The national-level CAC will then decide whether to accept your application within seven working days. If accepted, they’ll complete your assessment within at least 45 working days from the date of acceptance and communicate the results to you in writing.
If you disagree with the results, you can formally request a reassessment within 15 working days, the results of which will be final.
Note that your assessment results are valid for two years. However, if critical factors relevant to the security assessment change, you'll need to reapply for a new security assessment.
Penalties for Violating the Security Assessment Measures
Article 18 of the security assessment measures stipulates that violations will be regulated jointly by the PIPL, DSL, and CSL.
Accordingly, violations may result in administrative penalties, including:
- Fines of up to RMB 50 million or 5% of your company's most recent annual revenues
- Forfeiture of any illegal gains
- Suspension of business operations
- Revocation of business licenses
- Fines of up to RMB 1 million for individuals directly responsible for violations
Note: Severe violations that breach public security administration could lead to criminal liability, including imprisonment under China’s law.
After familiarizing yourself with China's PIPL security assessment, you're now ready to begin your PIPL compliance journey—and that's where we come in.
At Captain Compliance, we specialize in helping businesses like yours navigate this complex regulatory environment confidently.
We offer tailored services to guide you through each phase of the PIPL’s security assessment, ensuring careful preparation and submission of application materials.
Our experts will help you streamline this process, saving you time and effort while maximizing the chances of a successful assessment.
Your compliance journey starts here.

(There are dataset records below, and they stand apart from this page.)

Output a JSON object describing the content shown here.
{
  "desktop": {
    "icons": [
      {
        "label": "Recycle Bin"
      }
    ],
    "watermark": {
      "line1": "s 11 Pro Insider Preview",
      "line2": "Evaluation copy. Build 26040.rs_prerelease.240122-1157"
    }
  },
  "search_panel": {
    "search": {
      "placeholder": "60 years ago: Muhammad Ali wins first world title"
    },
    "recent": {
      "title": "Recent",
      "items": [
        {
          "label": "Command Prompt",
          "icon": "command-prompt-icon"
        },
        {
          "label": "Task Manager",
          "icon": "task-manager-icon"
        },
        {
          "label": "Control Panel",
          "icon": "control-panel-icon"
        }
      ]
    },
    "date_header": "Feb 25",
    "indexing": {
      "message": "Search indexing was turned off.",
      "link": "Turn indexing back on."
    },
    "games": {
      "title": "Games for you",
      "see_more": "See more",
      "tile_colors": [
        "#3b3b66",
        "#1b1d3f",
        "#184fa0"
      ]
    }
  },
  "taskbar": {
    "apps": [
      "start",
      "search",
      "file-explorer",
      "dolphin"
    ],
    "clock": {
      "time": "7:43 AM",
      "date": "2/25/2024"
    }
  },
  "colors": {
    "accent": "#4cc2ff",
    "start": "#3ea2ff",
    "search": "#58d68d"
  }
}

Get in touch today!
What is the purpose of China’s PIPL security assessment?
A China PIPL security assessment aims to ensure adequate protection for certain “high-risk” data transfers out of China. This assessment helps identify and address security risks in your activities as a personal information handler.
How do I conduct a self-assessment under the PIPL?
PIPL self-assessments are nearly identical to DPIAs under the GDPR. Although you can perform the assessment yourself, outsourcing to dedicated experts (like Captain Compliance) is advisable to ensure a hitch-free compliance journey.
Can I appeal the security assessment results if I disagree with them?
Yes, if you dispute the assessment results, you can file a request for reassessment to the national-level CAC within 15 working days. However, keep in mind that the reassessment decisions are final.
What are the consequences of non-compliance with the security assessment?
Non-compliance with the security assessment rules could result in a range of penalties, including fines, suspension of business operations, cancellation of licenses, and, in extreme cases, criminal liability.